Manuel só tinha um vício: jogar às cartas. Jogava todas as tardes. Jogava sempre com o mesmo humor, à bisca, à sueca, aos três setes e à lerpa. No clube recreativo, lá no meio da vila, mal passava a hora de almoço, lá se dirigiam, Manuel e os seus amigos, para mais umas partidas. No meio, umas minis frescas pagas pelos que perdiam. Ora venha lá mais uma rodada. O jogo exigia sempre muita concentração. Nem sempre a habilidade servia para ganhar o jogo. Dependia muito da mão e da capacidade do parceiro para perceber a comunicação não-verbal e os trunfos. A qualidade das cartas, já gasta de tanto jogar, ajudava a conhecer o baralho e Manuel era um dos mais experientes. Já nem se lembrava bem da última vez que tinha perdido um jogo.

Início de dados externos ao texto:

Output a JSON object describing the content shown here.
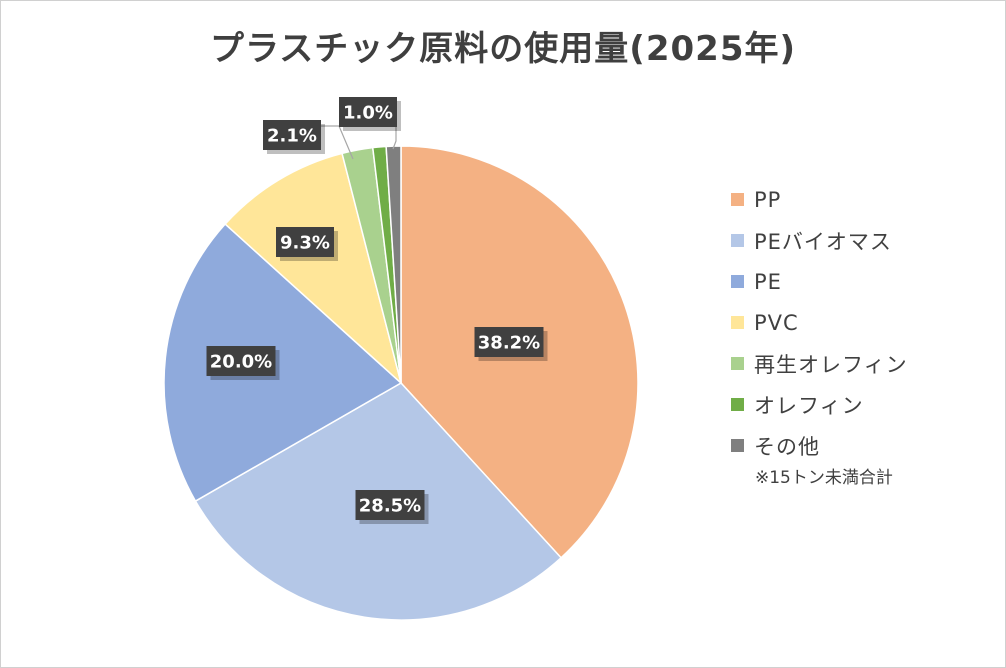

Manuel tinha sorte no jogo, como tinha tido sorte no amor, contrariando a sapiência popular. No casamento, encontrou a mulher da sua vida e viveu sempre cada dia com um sorriso no rosto. Tiveram os seus problemas, como todos os casais, mas, no geral, tinha sido uma vida cheia. Cheia de filhos, cheia de coisas boas, cheia de tempo entre os dois.

Agora, na parte poente da sua vida, como costumava brincar, vivendo com a sua reforma de trezentos euros por mês, tinha uma vida mais calma. Já se tinham acabado os tempos de levantar de madrugada e trabalhar no campo se sol a sol. Manuel passava, agora, pouco tempo na horta. Ia lá regar o feijão, as alfaces, as tomateiras e todas as outras hortaliças, uns dias de manhã, outros de tarde, pela fresca. Depois, o almoço em casa, as notícias da uma, um copo de tinto a acompanhar e rumava à tasca onde o grupo já o esperava, sentados nas cadeiras, chávena de café e bagaço em frente.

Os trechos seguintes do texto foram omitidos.